18 Et puis rappelons enfin que sa passion de la transmission, jamais très loin de la provocation à penser autrement, on en trouve encore la preuve dans ses livres, ses contributions à plusieurs ouvrages, ses articles... Mentionnons également la Lettre du GRAPE (érès) revue thématique trimestrielle pluridisciplinaire destinée aux professionnels de l’enfance et prenant comme outil de réflexion la psychanalyse, qu’il créa en 1990 et dirigea jusqu’en 1999. Et également aux éditions érès, la collection « Actualité de la psychanalyse », qu’il créa en 1996 et dirigea jusqu’il y a peu.

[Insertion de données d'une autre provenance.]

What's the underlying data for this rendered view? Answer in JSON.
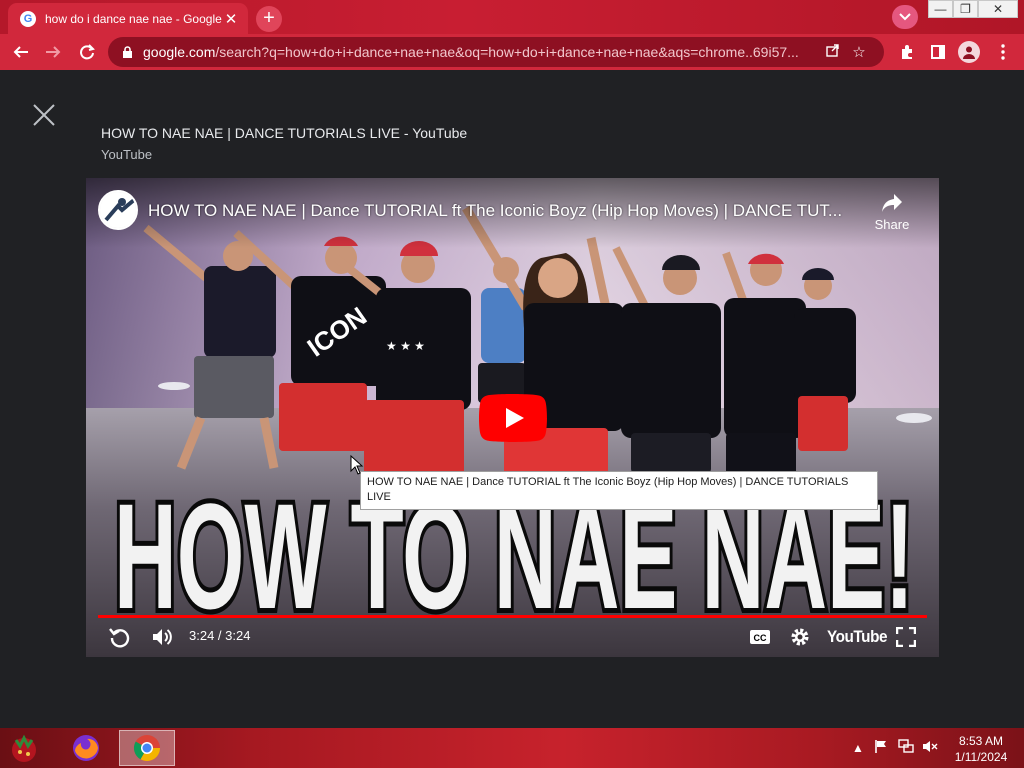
{
  "browser": {
    "tab_title": "how do i dance nae nae - Google",
    "tab_close": "✕",
    "new_tab": "+",
    "url_domain": "google.com",
    "url_path": "/search?q=how+do+i+dance+nae+nae&oq=how+do+i+dance+nae+nae&aqs=chrome..69i57...",
    "window_buttons": {
      "minimize": "—",
      "maximize": "❐",
      "close": "✕"
    }
  },
  "preview": {
    "title": "HOW TO NAE NAE | DANCE TUTORIALS LIVE - YouTube",
    "source": "YouTube"
  },
  "player": {
    "video_title": "HOW TO NAE NAE | Dance TUTORIAL ft The Iconic Boyz (Hip Hop Moves) | DANCE TUT...",
    "share_label": "Share",
    "overlay_text": "HOW TO NAE NAE!",
    "shirt_text": "ICON",
    "tooltip": "HOW TO NAE NAE | Dance TUTORIAL ft The Iconic Boyz (Hip Hop Moves) | DANCE TUTORIALS LIVE",
    "time": "3:24 / 3:24",
    "progress": 1.0,
    "brand": "YouTube",
    "cc_label": "CC",
    "accent": "#ff0000"
  },
  "taskbar": {
    "apps": [
      "firefox-icon",
      "chrome-icon"
    ],
    "clock_time": "8:53 AM",
    "clock_date": "1/11/2024"
  }
}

19 Il n’est pas très audacieux de penser qu’à travers ses textes, sa pensée continuera à déranger encore les certitudes trop installées de notre monde.

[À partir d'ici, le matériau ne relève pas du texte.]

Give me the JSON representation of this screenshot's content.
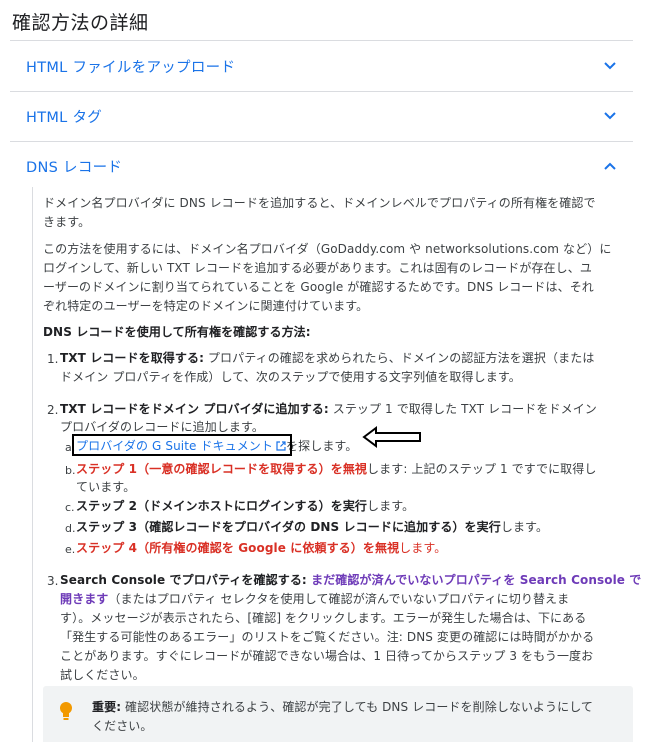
{
  "page_title": "確認方法の詳細",
  "accordions": [
    {
      "title": "HTML ファイルをアップロード",
      "expanded": false
    },
    {
      "title": "HTML タグ",
      "expanded": false
    },
    {
      "title": "DNS レコード",
      "expanded": true
    }
  ],
  "dns": {
    "intro1_line1": "ドメイン名プロバイダに DNS レコードを追加すると、ドメインレベルでプロパティの所有権を確認で",
    "intro1_line2": "きます。",
    "intro2_line1": "この方法を使用するには、ドメイン名プロバイダ（GoDaddy.com や networksolutions.com など）に",
    "intro2_line2": "ログインして、新しい TXT レコードを追加する必要があります。これは固有のレコードが存在し、ユ",
    "intro2_line3": "ーザーのドメインに割り当てられていることを Google が確認するためです。DNS レコードは、それ",
    "intro2_line4": "ぞれ特定のユーザーを特定のドメインに関連付けています。",
    "heading": "DNS レコードを使用して所有権を確認する方法:",
    "step1": {
      "num": "1.",
      "bold": "TXT レコードを取得する:",
      "line1": " プロパティの確認を求められたら、ドメインの認証方法を選択（または",
      "line2": "ドメイン プロパティを作成）して、次のステップで使用する文字列値を取得します。"
    },
    "step2": {
      "num": "2.",
      "bold": "TXT レコードをドメイン プロバイダに追加する:",
      "line1": " ステップ 1 で取得した TXT レコードをドメイン",
      "line2": "プロバイダのレコードに追加します。",
      "sub_a": {
        "num": "a.",
        "link": "プロバイダの G Suite ドキュメント",
        "rest": "を探します。"
      },
      "sub_b": {
        "num": "b.",
        "red": "ステップ 1（一意の確認レコードを取得する）を無視",
        "rest": "します: 上記のステップ 1 ですでに取得し",
        "rest2": "ています。"
      },
      "sub_c": {
        "num": "c.",
        "bold": "ステップ 2（ドメインホストにログインする）を実行",
        "rest": "します。"
      },
      "sub_d": {
        "num": "d.",
        "bold": "ステップ 3（確認レコードをプロバイダの DNS レコードに追加する）を実行",
        "rest": "します。"
      },
      "sub_e": {
        "num": "e.",
        "red": "ステップ 4（所有権の確認を Google に依頼する）を無視",
        "rest": "します。"
      }
    },
    "step3": {
      "num": "3.",
      "bold": "Search Console でプロパティを確認する:",
      "purple1": " まだ確認が済んでいないプロパティを Search Console で",
      "purple2": "開きます",
      "line2_rest": "（またはプロパティ セレクタを使用して確認が済んでいないプロパティに切り替えま",
      "line3": "す）。メッセージが表示されたら、[確認] をクリックします。エラーが発生した場合は、下にある",
      "line4": "「発生する可能性のあるエラー」のリストをご覧ください。注: DNS 変更の確認には時間がかかる",
      "line5": "ことがあります。すぐにレコードが確認できない場合は、1 日待ってからステップ 3 をもう一度お",
      "line6": "試しください。"
    },
    "note": {
      "bold": "重要:",
      "line1": " 確認状態が維持されるよう、確認が完了しても DNS レコードを削除しないようにして",
      "line2": "ください。"
    }
  },
  "colors": {
    "link": "#1a73e8",
    "warn": "#d93025",
    "purple": "#6e3bb8",
    "bulb": "#f29900"
  },
  "icons": {
    "collapsed": "chevron-down-icon",
    "expanded": "chevron-up-icon",
    "external": "external-link-icon",
    "bulb": "lightbulb-icon"
  }
}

20 Pour finir cet hommage, profitons lâchement du fait que Serge ne pourra pas lire ces lignes, pour dire qu’il était un véritable Mensch. Retenue par une pudeur qui cachait mal une énorme sensibilité, sa parole était vraie. Ce qu’il ne parvenait pas à dire de son intime, il en faisait parfois des poèmes, pas toujours gais. La chaleur et l’amour qu’il dispensait à ceux qu’il aimait n’en étaient pas moins forts. S’il ne donnait pas forcément de ses nouvelles et savait se faire oublier, il était néanmoins là quand ses amis-e-s et ses étudiant-e-s avaient besoin de lui.
21 Peu friand de mondanités, il savait néanmoins faire la fête, aimait rire, boire et chanter (pas très juste d’ailleurs !). Les taches dont il décorait ses chemises disaient aussi qu’il savait se tenir à table.

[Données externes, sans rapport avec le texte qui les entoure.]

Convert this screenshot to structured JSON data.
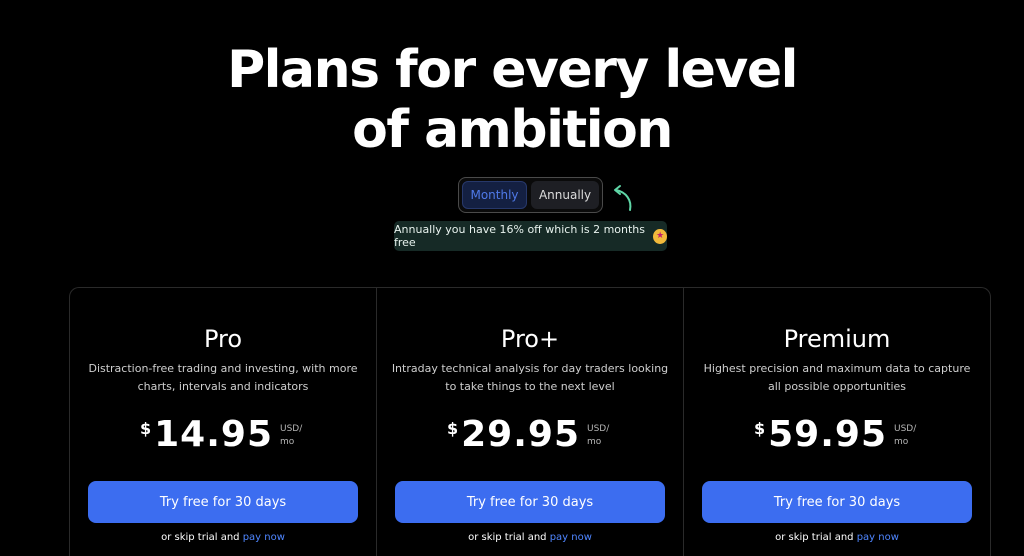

22 Ceux qui eurent la chance de faire un bout du voyage avec lui savent quel merveilleux compagnon de route et de réflexions il savait être !
23 Tout l’art de sa pensée était de rendre lumineuses les nuits sans lune et sans sommeil comme il le faisait avec ses patients en tentant d’éclairer l’obscurité psychique de leur vie
24 À lui allaient, comme à personne, ces lignes du beau livre Survivance des lucioles (Éditions de Minuit, 2009) qu’il aimait tant et où, ne craignant pas de contredire Pasolini, Georges Didi-Huberman affirmait que les lucioles ne sont pas mortes et qu’elles se sont simplement déplacées ailleurs où l’air est plus respirable et que pour en saisir la lumière il nous faut nous aussi nous déplacer : « Les lucioles il ne tient qu’à nous de ne pas les voir disparaître… Or nous devons pour cela assumer nous-mêmes la liberté du mouvement, le retrait qui ne soit pas repli, la force diagonale, la faculté de faire apparaître des parcelles d’humanité, le désir indestructible. Nous devons donc nous-mêmes… devenir des lucioles et reformer par là une communauté du désir, une communauté de lueurs émises de danses malgré tout, de pensées à transmettre » (p. 133)… « Les lucioles ont-elles disparues ? Bien sûr que non. Quelques-unes sont tout près de nous, elles nous frôlent dans l’obscurité ; d’autres sont parties au-delà de l’horizon essayant de reformer ailleurs leur communauté, leur minorité, leur désir partagé » (p. 138).